Harvest placenames and orgnames and create place/orgography
Harvest bibls and create bibliography
Harvest persnames and supplement personography

post-conversion

  • do stuff in chart above
  • generate DTD (/)
  • compile DTD (/)
  • ensure Emacs/psgml invokes proper DTD on TB files (/)
    • currently done by using DOCTYPE declaration
    • investigate using some other method, so we can drop DOCTYPE
  • find place for custom documentation (i.e., HTML from ODD) (?) (/opt/local/share/doc/wwpstore/, but this is not web-accessible --- still need to symlink or copy it to web area)
  • find place for customization (i.e., ODD file) (/) (/opt/local/share/xml/wwpstore/odd/)
  • finish writing custom documentation (i.e., prose of ODD)
  • update C-c C-v to validate files properly (/)
  • add Schematron validation (to C-c C-v?) (/)
  • update Emacs registers, if needed (/)
  • update wwp-smart-return-context-alist and any needed parts of wwp-smart-return-default-functions (/) --- seems OK, but not thoroughly tested
  • update C-c C-L (/)
  • update wwp-ignore-markup-regexp, if needed (/) (not needed)
  • add '_' to list of NAME characters in our SGML declaration, because P5 DTD uses it in parameter entity names (/)
  • update run-xslt-on-TB (low priority, as it currently works)
  • update create_WWP_tb_and_corpus.bash
  • overhaul supraValidate.perl
  • decide on proper place to store schemas & move them there
  • create a TB version of gxp.bash?
  • consider adding well-formedness check to save-buffer
  • rewrite transcriptionData2wwp-store.xslt and if needed update tadpole.perl
  • rewrite validate_these_files.bash --- maybe use a Makefile, instead?
  • strip P4 stuff out of internal documentation

Notes

[1] Only 2 files use <xref>, and only 1 of 'em has extended pointers. I will probably just convert these by hand using query-replace-regexp, rather than trying to automate.

[2] There are very few of these. See e-mail half Titles --> headings from Syd to JF & JM 2008-09-13 17:04. As there has been no further discussion, we will be deferring any such change until after P5 conversion.

[3] Pretty silly thing to do, as we just nuked all <langUsage> and <language> in TEI_generic.xslt, anyway.

[4]  There are no <printer> elements in the textbase at all, and all of the <printer> elements are within the <teiHeader> or in a <bib>, and thus should not be changed. So there is nothing to do. See e-mail exchange on <publisher> --> <docRole> of 2008-10-26.

[5]  At least, WWP_specific.xslt handles all those that are in <mw> by spitting out the <mw> with a type=border-ornamental.

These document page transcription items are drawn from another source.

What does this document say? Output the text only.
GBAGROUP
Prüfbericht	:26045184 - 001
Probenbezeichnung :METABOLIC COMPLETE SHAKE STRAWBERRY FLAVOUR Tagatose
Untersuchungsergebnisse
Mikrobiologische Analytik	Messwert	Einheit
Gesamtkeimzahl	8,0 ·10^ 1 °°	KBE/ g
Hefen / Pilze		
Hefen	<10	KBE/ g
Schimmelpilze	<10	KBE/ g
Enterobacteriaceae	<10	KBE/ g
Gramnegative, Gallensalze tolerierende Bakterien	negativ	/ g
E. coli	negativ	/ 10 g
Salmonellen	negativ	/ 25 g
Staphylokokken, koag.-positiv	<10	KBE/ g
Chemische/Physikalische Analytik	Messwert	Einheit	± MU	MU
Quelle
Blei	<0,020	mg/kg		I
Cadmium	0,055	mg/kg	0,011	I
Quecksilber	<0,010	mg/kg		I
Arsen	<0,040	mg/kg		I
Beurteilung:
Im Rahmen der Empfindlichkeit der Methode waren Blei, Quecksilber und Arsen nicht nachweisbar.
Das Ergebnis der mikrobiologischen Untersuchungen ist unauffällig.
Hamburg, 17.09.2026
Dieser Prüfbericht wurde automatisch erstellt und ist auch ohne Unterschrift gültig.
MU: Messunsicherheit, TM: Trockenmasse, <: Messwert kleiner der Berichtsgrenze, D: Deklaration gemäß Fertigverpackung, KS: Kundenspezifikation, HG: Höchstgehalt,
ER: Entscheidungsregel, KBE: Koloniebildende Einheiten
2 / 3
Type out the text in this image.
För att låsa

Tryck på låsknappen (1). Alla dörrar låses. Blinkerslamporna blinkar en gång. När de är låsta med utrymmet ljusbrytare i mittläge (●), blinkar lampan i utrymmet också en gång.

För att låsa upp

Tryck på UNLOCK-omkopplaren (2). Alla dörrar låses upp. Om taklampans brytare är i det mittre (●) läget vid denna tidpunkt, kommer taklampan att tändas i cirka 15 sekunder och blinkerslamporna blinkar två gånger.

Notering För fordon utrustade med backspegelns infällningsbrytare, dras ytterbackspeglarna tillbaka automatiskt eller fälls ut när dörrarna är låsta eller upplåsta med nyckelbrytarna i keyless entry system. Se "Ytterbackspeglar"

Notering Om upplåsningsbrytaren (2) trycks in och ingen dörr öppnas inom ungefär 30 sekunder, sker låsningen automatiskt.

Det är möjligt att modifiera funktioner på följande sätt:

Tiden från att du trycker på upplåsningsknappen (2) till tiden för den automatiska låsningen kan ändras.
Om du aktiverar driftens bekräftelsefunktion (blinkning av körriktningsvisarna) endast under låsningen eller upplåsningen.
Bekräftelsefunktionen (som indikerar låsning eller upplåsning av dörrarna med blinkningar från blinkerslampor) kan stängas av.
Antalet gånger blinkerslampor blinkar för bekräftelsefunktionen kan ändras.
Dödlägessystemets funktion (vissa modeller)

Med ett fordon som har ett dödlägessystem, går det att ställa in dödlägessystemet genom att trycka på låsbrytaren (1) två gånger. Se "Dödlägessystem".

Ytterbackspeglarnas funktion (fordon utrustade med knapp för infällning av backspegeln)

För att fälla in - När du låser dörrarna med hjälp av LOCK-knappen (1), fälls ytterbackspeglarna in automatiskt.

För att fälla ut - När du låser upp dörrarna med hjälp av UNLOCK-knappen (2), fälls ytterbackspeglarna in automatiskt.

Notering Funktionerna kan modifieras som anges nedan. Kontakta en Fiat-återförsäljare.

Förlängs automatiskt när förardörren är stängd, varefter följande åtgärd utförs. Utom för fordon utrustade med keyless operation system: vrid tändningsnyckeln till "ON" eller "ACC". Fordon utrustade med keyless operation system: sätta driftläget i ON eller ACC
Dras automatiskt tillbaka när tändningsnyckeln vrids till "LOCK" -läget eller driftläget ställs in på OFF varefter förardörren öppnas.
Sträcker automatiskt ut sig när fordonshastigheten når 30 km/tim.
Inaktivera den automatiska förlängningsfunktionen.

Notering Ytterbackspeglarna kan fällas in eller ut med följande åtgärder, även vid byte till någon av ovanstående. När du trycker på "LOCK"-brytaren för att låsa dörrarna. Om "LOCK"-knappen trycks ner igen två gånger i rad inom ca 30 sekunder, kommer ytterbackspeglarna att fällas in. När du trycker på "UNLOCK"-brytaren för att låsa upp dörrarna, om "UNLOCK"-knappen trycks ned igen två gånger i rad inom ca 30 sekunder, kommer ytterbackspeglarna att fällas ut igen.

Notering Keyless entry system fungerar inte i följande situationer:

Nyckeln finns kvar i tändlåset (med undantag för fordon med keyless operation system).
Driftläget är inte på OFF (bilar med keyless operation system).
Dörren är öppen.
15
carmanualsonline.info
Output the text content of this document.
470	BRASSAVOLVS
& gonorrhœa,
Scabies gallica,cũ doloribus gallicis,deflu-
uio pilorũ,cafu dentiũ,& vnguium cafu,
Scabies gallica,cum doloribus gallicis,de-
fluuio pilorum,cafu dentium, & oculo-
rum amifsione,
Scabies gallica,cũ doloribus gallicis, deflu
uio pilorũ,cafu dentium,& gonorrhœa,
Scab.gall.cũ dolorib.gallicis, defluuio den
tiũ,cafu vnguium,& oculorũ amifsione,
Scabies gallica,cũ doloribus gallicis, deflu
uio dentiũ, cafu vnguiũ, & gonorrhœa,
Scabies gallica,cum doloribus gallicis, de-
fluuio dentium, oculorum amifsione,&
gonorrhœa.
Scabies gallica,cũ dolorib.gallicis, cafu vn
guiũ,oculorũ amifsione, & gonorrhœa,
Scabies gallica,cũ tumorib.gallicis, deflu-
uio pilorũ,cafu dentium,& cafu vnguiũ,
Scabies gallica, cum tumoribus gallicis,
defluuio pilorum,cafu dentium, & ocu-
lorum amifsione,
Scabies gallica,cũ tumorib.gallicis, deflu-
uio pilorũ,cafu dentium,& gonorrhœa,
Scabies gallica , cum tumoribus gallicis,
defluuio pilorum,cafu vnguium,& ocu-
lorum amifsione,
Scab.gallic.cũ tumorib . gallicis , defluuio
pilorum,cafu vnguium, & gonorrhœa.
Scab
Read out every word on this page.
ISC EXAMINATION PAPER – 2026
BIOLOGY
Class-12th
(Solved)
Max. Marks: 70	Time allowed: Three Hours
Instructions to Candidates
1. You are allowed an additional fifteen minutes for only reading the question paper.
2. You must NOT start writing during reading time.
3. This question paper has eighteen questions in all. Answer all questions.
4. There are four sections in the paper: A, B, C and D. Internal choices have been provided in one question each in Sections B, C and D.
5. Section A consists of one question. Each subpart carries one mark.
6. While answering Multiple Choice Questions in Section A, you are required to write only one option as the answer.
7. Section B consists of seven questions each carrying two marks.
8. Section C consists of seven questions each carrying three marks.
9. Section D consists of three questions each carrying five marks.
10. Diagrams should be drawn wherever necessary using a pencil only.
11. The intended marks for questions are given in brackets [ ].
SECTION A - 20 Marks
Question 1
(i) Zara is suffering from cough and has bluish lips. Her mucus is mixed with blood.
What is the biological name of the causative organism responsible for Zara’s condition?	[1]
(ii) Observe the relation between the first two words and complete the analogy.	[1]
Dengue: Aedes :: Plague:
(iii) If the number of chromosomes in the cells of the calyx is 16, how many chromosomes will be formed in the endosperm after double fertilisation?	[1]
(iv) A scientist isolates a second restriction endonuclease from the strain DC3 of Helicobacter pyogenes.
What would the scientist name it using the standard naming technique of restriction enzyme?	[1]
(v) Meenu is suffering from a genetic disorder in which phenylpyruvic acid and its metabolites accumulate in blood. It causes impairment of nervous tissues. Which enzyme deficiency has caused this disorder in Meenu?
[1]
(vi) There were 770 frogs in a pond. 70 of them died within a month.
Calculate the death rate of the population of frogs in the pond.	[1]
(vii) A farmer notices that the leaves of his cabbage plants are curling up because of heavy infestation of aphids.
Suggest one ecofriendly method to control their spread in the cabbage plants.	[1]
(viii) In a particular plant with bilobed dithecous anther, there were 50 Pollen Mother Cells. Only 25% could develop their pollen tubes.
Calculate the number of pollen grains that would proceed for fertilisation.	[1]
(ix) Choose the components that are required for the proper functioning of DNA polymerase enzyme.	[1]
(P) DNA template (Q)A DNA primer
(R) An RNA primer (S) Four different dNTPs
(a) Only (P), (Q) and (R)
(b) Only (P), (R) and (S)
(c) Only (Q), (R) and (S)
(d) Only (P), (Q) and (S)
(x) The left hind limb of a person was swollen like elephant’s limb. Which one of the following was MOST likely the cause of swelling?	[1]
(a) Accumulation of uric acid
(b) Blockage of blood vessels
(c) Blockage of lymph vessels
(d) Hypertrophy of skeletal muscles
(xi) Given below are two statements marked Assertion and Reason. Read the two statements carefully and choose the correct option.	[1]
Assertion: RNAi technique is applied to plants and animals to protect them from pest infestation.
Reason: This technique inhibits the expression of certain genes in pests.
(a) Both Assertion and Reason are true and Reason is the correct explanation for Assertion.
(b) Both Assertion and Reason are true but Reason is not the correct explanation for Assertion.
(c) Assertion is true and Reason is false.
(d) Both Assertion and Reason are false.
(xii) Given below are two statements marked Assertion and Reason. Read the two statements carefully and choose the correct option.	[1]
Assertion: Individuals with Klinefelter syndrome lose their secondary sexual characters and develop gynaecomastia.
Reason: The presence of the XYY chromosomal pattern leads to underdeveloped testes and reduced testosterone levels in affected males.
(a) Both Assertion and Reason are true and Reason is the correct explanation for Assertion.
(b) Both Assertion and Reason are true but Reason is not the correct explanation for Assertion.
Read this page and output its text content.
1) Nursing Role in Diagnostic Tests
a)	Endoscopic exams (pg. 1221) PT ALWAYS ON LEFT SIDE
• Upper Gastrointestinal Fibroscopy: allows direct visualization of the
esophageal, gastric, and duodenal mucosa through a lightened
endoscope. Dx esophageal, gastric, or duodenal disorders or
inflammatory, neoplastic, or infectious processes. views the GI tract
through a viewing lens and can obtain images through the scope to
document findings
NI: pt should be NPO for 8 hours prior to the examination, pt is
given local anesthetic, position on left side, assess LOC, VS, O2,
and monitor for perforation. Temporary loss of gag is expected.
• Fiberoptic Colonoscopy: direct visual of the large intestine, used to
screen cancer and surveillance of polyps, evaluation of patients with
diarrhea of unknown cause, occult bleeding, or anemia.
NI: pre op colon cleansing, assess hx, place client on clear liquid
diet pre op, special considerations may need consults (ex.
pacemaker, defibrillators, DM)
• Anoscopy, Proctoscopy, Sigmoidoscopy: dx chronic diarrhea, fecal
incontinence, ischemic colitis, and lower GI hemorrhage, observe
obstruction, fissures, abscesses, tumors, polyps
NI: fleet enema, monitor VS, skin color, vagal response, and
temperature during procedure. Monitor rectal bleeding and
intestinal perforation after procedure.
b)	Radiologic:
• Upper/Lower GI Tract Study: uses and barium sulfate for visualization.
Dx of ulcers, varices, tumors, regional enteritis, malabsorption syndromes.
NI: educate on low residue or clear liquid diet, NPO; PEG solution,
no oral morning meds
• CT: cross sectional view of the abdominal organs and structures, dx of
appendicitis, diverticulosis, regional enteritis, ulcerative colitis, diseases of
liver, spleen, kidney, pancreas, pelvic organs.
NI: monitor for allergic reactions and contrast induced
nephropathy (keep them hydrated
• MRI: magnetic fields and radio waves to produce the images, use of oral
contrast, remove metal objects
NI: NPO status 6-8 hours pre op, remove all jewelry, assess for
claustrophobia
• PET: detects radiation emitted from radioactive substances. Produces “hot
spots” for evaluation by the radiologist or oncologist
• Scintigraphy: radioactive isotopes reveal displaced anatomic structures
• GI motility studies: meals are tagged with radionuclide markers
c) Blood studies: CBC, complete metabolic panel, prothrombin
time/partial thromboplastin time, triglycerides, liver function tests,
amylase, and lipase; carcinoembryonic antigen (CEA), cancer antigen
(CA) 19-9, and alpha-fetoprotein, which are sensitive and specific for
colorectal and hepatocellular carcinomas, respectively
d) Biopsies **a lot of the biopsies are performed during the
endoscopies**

As for those not in <mw>, I hope to hear back from John soon.

[6]  other than the 865 on <gap> and 38 on <unknown> that we've decided will remain desc=.

[7]  This is, in theory, automatable. But it would be quite hard, and there are only 16 occurrences, so we're just going to do them by hand.

[8]  This is essentially the same problem pre- and post- P5, non-essential, and quite hard to do. Thus I'm deferring this for now.

[9]  We may want to go through resulting generated <rendition> elements looking for redundancies, and resolving them. This is probably something that could be automated, but would be faster to do by hand, as there are only some 287 occurences in 7 files.

WWP_departed.xslt is basically the same as huntingGathering_to_pointing_quotations.xslt, except that it looks for or <quote> only when a descendant of an <lg>.

The root_ns.xslt program is basically the same as the Dot-two.xslt on the TEI wiki, except that it spits out a document in the WWP textbase storage namesapce (instead of the main TEI namespace).